Assim que enxergam os animais, os pesquisadores começam as contagens, que são repetidas de três a quatro vezes, sempre dividindo os leões entre adultos e “subadultos” – quando o animal já passou pela fase juvenil, mas ainda não desenvolveu todas as características físicas de um indivíduo maduro.
Alguns mais velhos também são avistados. Eles são facilmente diferenciados devido ao porte físico avantajado e à pelagem mais desbotada. Segundo Martí, esses animais, já na fase final da vida, podem ficar na região durante o ano todo, sem acompanhar o grande grupo nas migrações.
– E esses já estão mais acostumados com as pessoas. Eles ficam porque o espaço é tranquilo e há comida, ou seja, peixes, em abundância. Quando saem daqui, já não conseguem mais disputar as fêmeas com os machos mais jovens. Por isso, acabam ficando – explica Martí.
Normalmente, os leões mais velhos são os que aparecem em áreas movimentadas, como a orla do Centro Histórico de Rio Grande, em frente ao Mercado Público ou à Estação Hidroviária, permanecendo a poucos metros das pessoas. Nesse local onde o homem e os animais marinhos se encontram, há uma busca por equilíbrio constante. Com isso, os órgão ambientais surgem com a missão de agirem como agentes reguladores. Conforme Martí, a relação atual entre os projetos e os pescadores é fundamental na receita do equilíbrio entre a atividade pesqueira e um ambiente saudável para os animais.
– Antigamente havia muita tensão entre os pescadores e os animais, principalmente pelos casos em que eles estragavam as redes ao tentarem se alimentar – destaca.
O clima de receio, no entanto, ficou para trás. Os pescadores já veem os cientistas como parceiros.
– Hoje, se um pescador enxerga um leão-marinho em algum local incomum, já nos faz o alerta. Se ele visualiza um animal machucado, nos aciona ou avisa os órgãos competentes – conta o pesquisador.
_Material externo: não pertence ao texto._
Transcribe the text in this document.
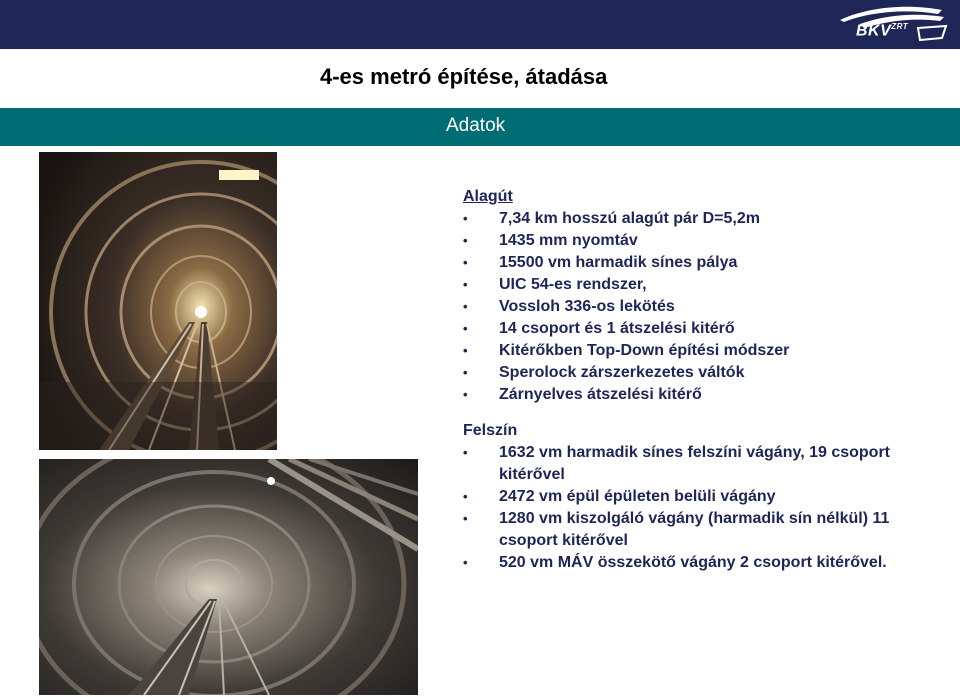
$BKV^{ZRT}$
4-es metró építése, átadása
Adatok
Alagút
• 7,34 km hosszú alagút pár D=5,2m
• 1435 mm nyomtáv
• 15500 vm harmadik sínes pálya
• UIC 54-es rendszer,
• Vossloh 336-os lekötés
• 14 csoport és 1 átszelési kitérő
• Kitérőkben Top-Down építési módszer
• Sperolock zárszerkezetes váltók
• Zárnyelves átszelési kitérő
Felszín
• 1632 vm harmadik sínes felszíni vágány, 19 csoport kitérővel
• 2472 vm épül épületen belüli vágány
• 1280 vm kiszolgáló vágány (harmadik sín nélkül) 11 csoport kitérővel
• 520 vm MÁV összekötő vágány 2 csoport kitérővel.
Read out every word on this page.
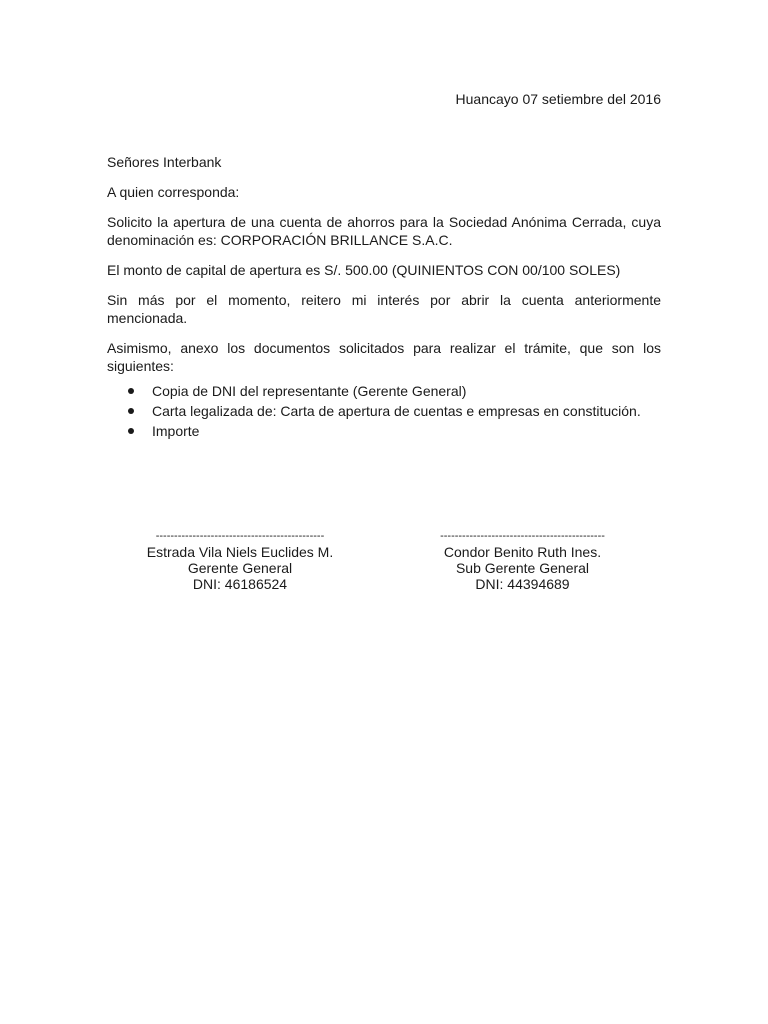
Huancayo 07 setiembre del 2016

Señores Interbank

A quien corresponda:

Solicito la apertura de una cuenta de ahorros para la Sociedad Anónima Cerrada, cuya denominación es: CORPORACIÓN BRILLANCE S.A.C.

El monto de capital de apertura es S/. 500.00 (QUINIENTOS CON 00/100 SOLES)

Sin más por el momento, reitero mi interés por abrir la cuenta anteriormente mencionada.

Asimismo, anexo los documentos solicitados para realizar el trámite, que son los siguientes:

Copia de DNI del representante (Gerente General)
Carta legalizada de: Carta de apertura de cuentas e empresas en constitución.
Importe
----------------------------------------------
Estrada Vila Niels Euclides M.
Gerente General
DNI: 46186524
---------------------------------------------
Condor Benito Ruth Ines.
Sub Gerente General
DNI: 44394689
O conhecimento é o mais importante. Ter consciência dos animais e das regras de convivência com eles. Entender o papel que têm no nosso ambiente e respeitar o espaço deles, sabendo até onde podemos nos aproximar sem estressá-los. Aprender isso é fundamental.
CATARINA DE ZOTTI PINHO
18 anos, estagiária voluntária na ONG Nema
Além da preservação e da convivência em harmonia com a fauna, o Nema tem realizado cursos relacionados com o meio ambiente. Estudante de Geoprocessamento no Instituto Federal do Rio Grande do Sul (IFRS), moradora da Praia do Cassino desde pequena, Catarina de Zotti Pinho, 18 anos, já participou de várias dessas atividades. Desde o ano passado, ela atua como estagiária voluntária na ONG.
– Já era um sonho meu fazer parte da equipe. Ainda pretendo cursar Biologia para trabalhar com a reabilitação dos animais, então o projeto era um caminho que eu queria seguir – diz.
Para Catarina, o aprendizado é essencial para a vida harmônica entre as pessoas e os animais:
– O conhecimento é o mais importante. Ter consciência dos animais e das regras de convivência com eles. Entender o papel que têm no nosso ambiente e respeitar o espaço deles, sabendo até onde podemos nos aproximar sem estressá-los. Aprender isso é fundamental.